XII
Si maintenant on nous interroge sur cette forme de la poésie qu'on appelle le vers, nous répondrons franchement que cette forme du vers, du rhythme, de la mesure, de la cadence, de la rime ou de la consonnance de certains sons pareils à la fin de la ligne cadencée, nous semble très-indifférente à la poésie, à l'époque avancée et véritablement intellectuelle des peuples modernes.
Nous dirons plus: bien que nous ayons écrit nous-même une partie de notre faible poésie sous cette forme, par imitation et par habitude, nous avouerons que le rhythme, la mesure, la cadence, la rime surtout, nous ont toujours paru une puérilité, et presque une dérogation à la dignité de la vraie poésie.
N'est-il pas puéril en effet, n'est-ce pas un peu jeu d'enfant, que cette condition arbitraire et humiliante de la prosodie des peuples consiste à faire marcher l'expression de sa pensée sur des syllabes tour à tour brèves et longues, comme une danseuse de ballets qui fait deux petits pas, puis un grand, sur ses planches? N'est-il pas puéril que la poésie consiste à couper son sentiment dans toute sa fougue en deux hémistiches d'égale dimension, comme si les vibrations de l'âme étaient parallèles, et que la passion, l'amour, l'adoration, l'enthousiasme dussent être coupés par la césure, comme l'archet du chef d'orchestre coupe l'air en deux pour l'exécutant? Enfin, comme si la pensée ne pouvait s'élancer de la terre au ciel à moins d'attacher sous le nom de rime à chacun de ses vers deux consonnances métalliques, comme la bayadère de l'Inde attache deux grelots à ses pieds pour entrer et pour adorer dans le temple?

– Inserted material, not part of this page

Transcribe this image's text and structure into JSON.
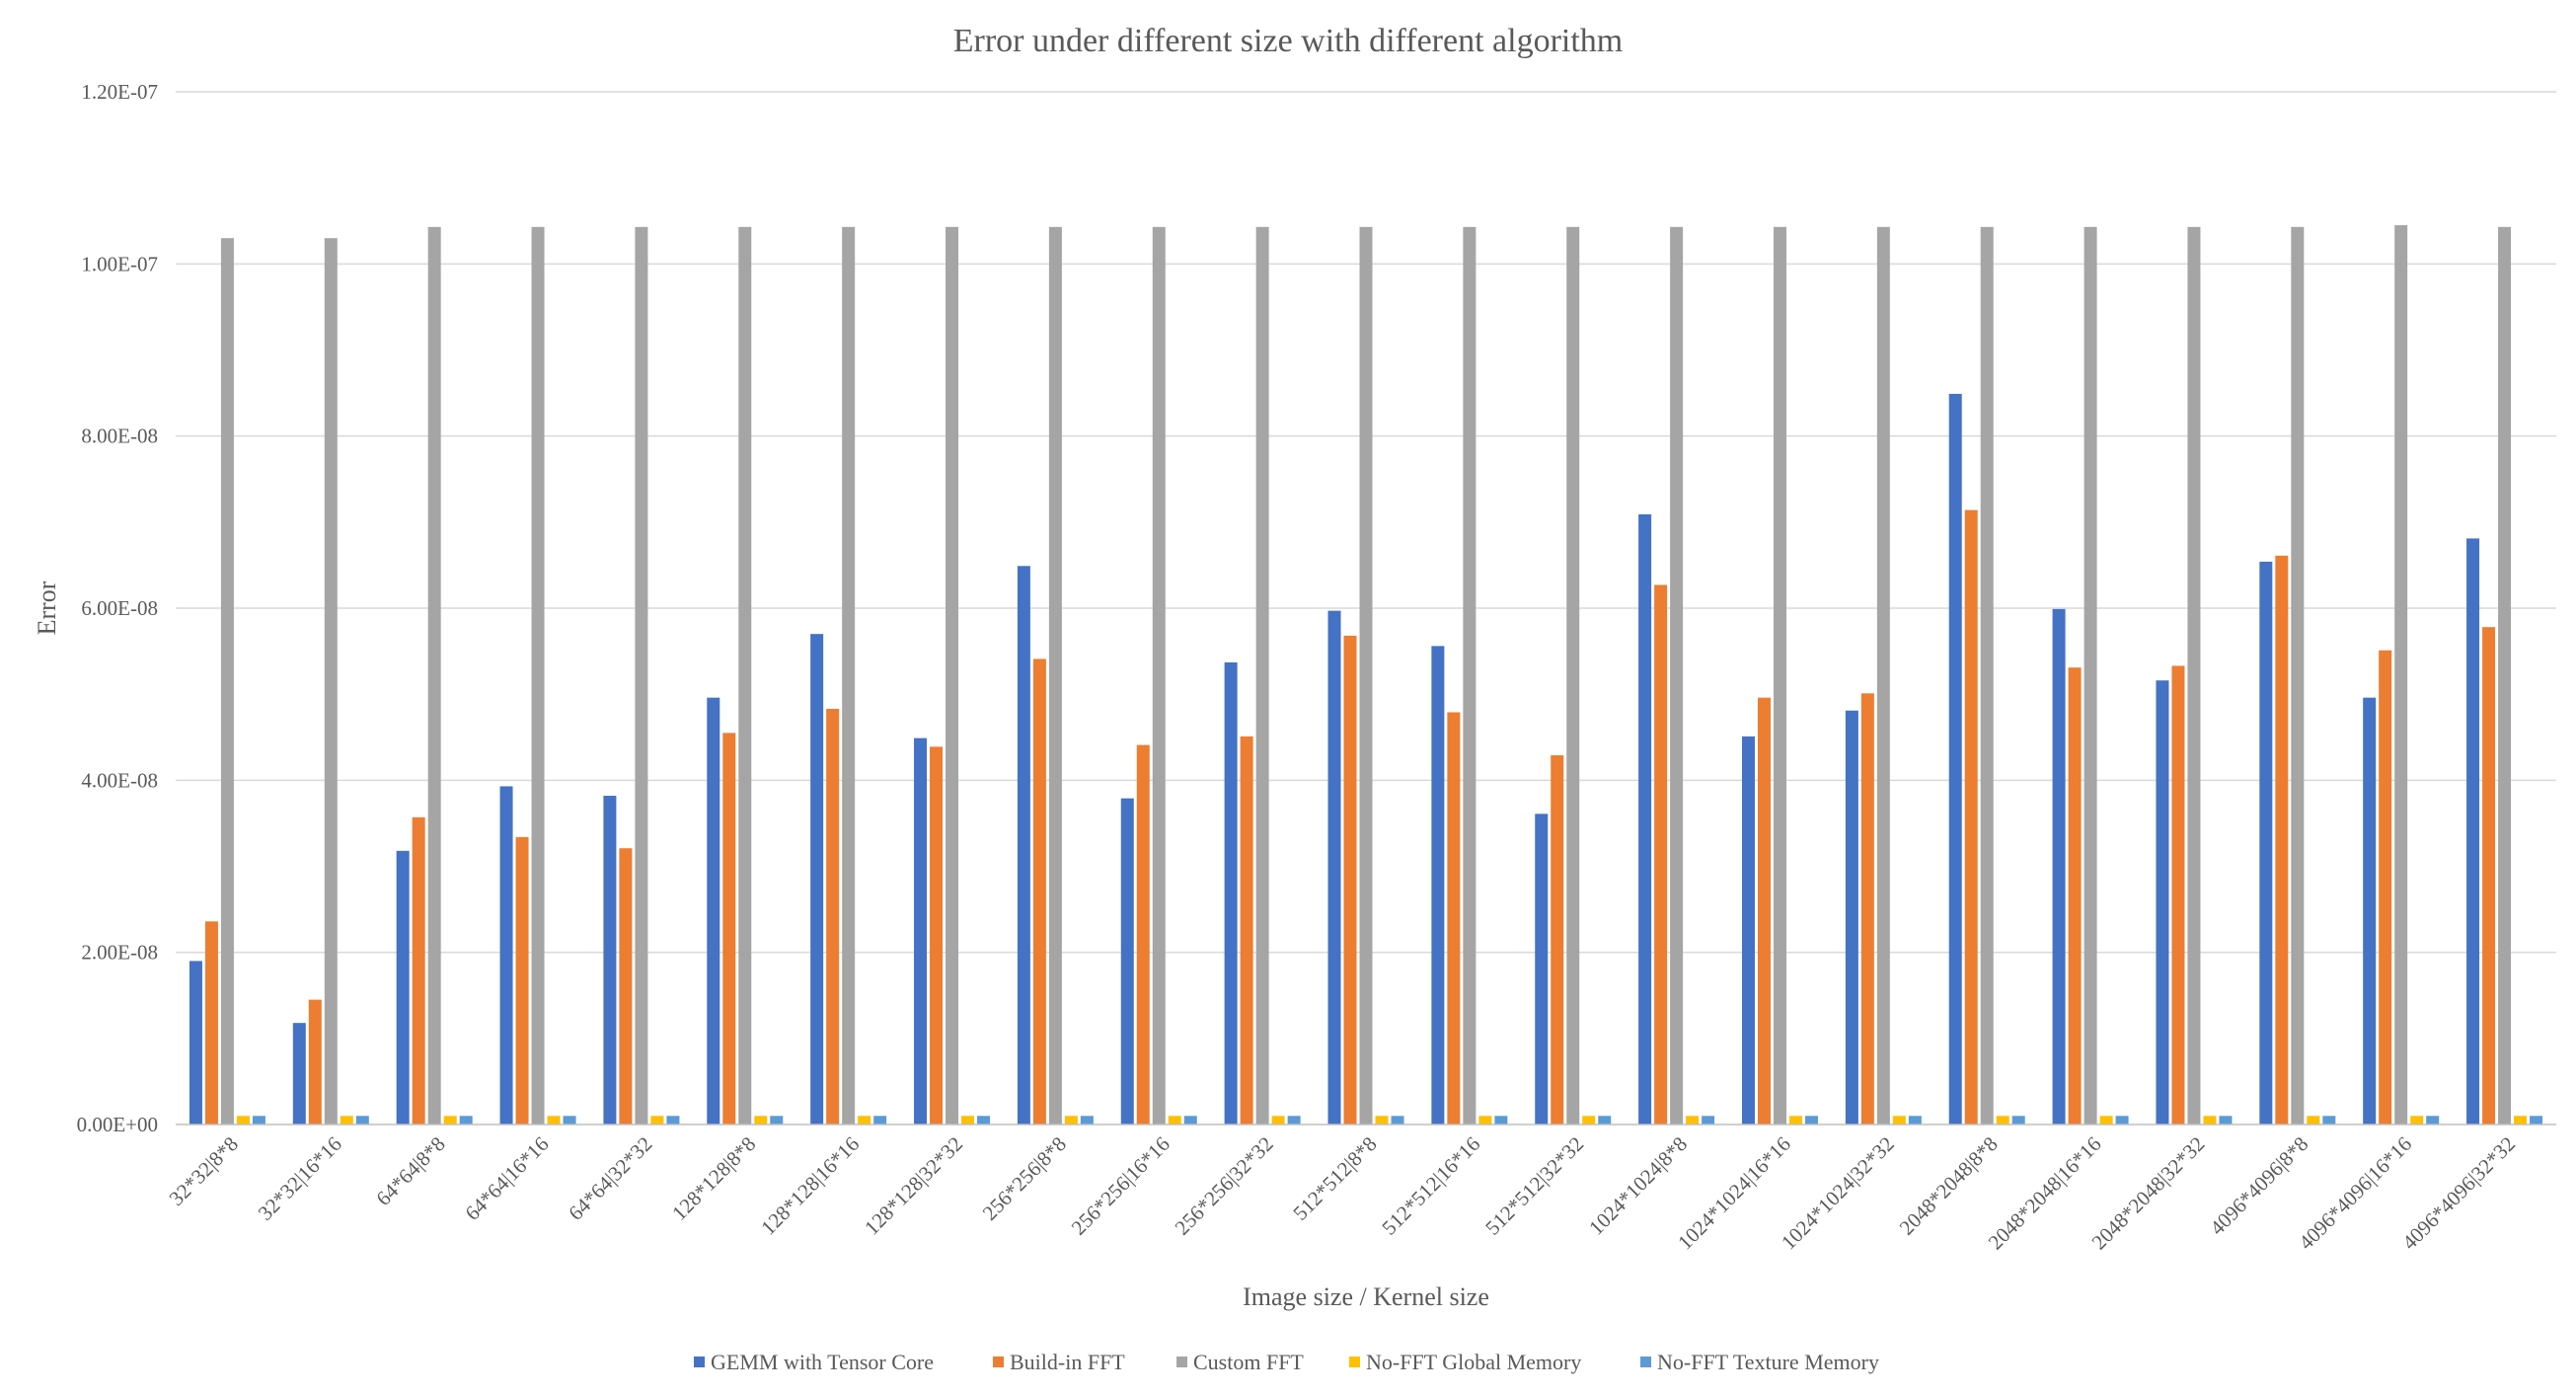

En vérité, quand l'homme est arrivé à l'horizon sérieux de la vie par les années et par la réflexion, il ne peut s'empêcher d'éprouver une certaine honte de lui-même et un certain mépris de ce qu'on appelle si improprement encore les conditions de la poésie. Quoi! la poésie ou l'émotion par le beau, la poésie, cette essence des choses contenue dans une certaine proportion en toute chose créée par Dieu, la poésie cessera d'être ce qu'elle est, parce que le poëte doué de ce sens sublime, l'émotion par le beau, ne consentira pas à ravaler ce sens intellectuel à une puérile symétrie et à une vaine consonnance de sonorité? Il faudrait rougir du nom de poëte, le plus beau des noms de l'homme dans la région des âmes.
XIII
Nous concevons le vers, à l'origine des littératures, quand l'intelligence pure était moins dégagée des sens.
L'homme est composé de sens et d'esprit. La sensualité et l'intellectualité de son être devaient s'associer à un certain degré dans son langage poétique. La partie sensuelle ou musicale de ce langage poétique devait peut-être prédominer alors sur la partie intellectuelle et immatérielle de la pensée. Le son pouvait prévaloir sur le sens.
Ce fut l'époque où la sensualité populaire inventa les rhythmes, les cadences, les intercadences, les césures, les nombres, les hémistiches, les strophes, les rimes. L'habitude de n'entendre ou de ne lire jamais la poésie que dans ces formes sonores et symétriques fit confondre la poésie avec le vers, la liqueur avec le vase, la matière avec le moule. De là ce préjugé qui nous domine encore; mais il est à demi vaincu. La poésie arrivée à son âge viril dépouille ces langes de sa puérilité.